Menteri Kesehatan Republik Indonesia, Budi Gunadi Sadikin, mengumumkan rencana untuk mewajibkan tes kesehatan mental bagi para dokter dan tenaga medis di Indonesia. Langkah ini diambil sebagai respons terhadap meningkatnya kasus pelanggaran etik dan perilaku menyimpang yang melibatkan tenaga kesehatan, termasuk kasus pencabulan oleh oknum dokter.
Menkes Budi menekankan pentingnya deteksi dini terhadap gangguan kesehatan mental di kalangan tenaga medis. Menurut data Kementerian Kesehatan, sekitar 30 persen dari 280 juta penduduk Indonesia diperkirakan mengalami gangguan kesehatan mental, termasuk kecemasan, depresi, dan skizofrenia. Kondisi ini juga ditemukan di kalangan mahasiswa Program Pendidikan Dokter Spesialis (PPDS), di mana sekitar 22,4 persen peserta menunjukkan gejala depresi berat.
Sebagai bagian dari upaya pencegahan, Kementerian Kesehatan telah meluncurkan program skrining kesehatan mental gratis yang mulai berlaku pada Februari 2025. Program ini mencakup seluruh masyarakat Indonesia dan difasilitasi oleh 10.000 puskesmas serta 15.000 klinik di seluruh negeri. Tujuannya adalah untuk mendeteksi dan menangani masalah kesehatan mental sejak dini, terutama di kalangan anak-anak dan remaja.

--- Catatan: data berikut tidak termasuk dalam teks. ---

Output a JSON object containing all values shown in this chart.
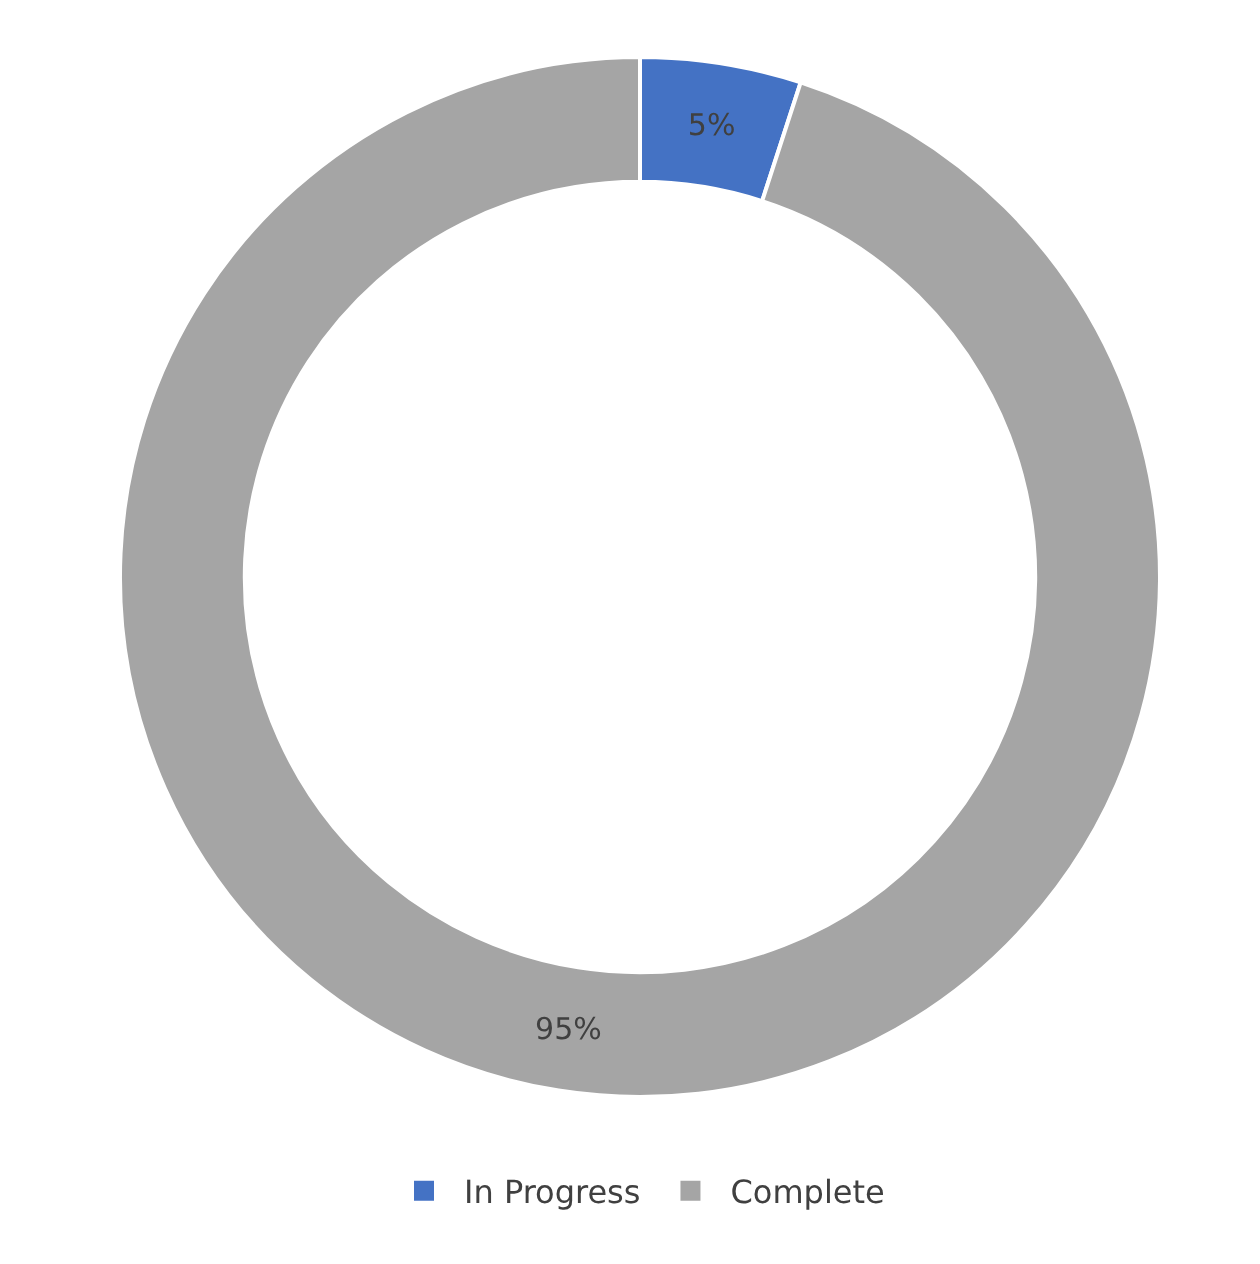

Menkes Budi juga menyoroti pentingnya penerapan standar operasional prosedur (SOP) dalam pelayanan kesehatan untuk mencegah pelanggaran etik. Dalam SOP tersebut, pasien berhak ditemani saat pemeriksaan, terutama jika dokter dan pasien berbeda jenis kelamin. Hal ini bertujuan untuk melindungi hak pasien dan mencegah tindakan asusila.
Dengan langkah-langkah ini, pemerintah berharap dapat meningkatkan kualitas pelayanan kesehatan dan memastikan bahwa tenaga medis di Indonesia tidak hanya kompeten secara profesional, tetapi juga sehat secara mental dan etis dalam menjalankan tugasnya.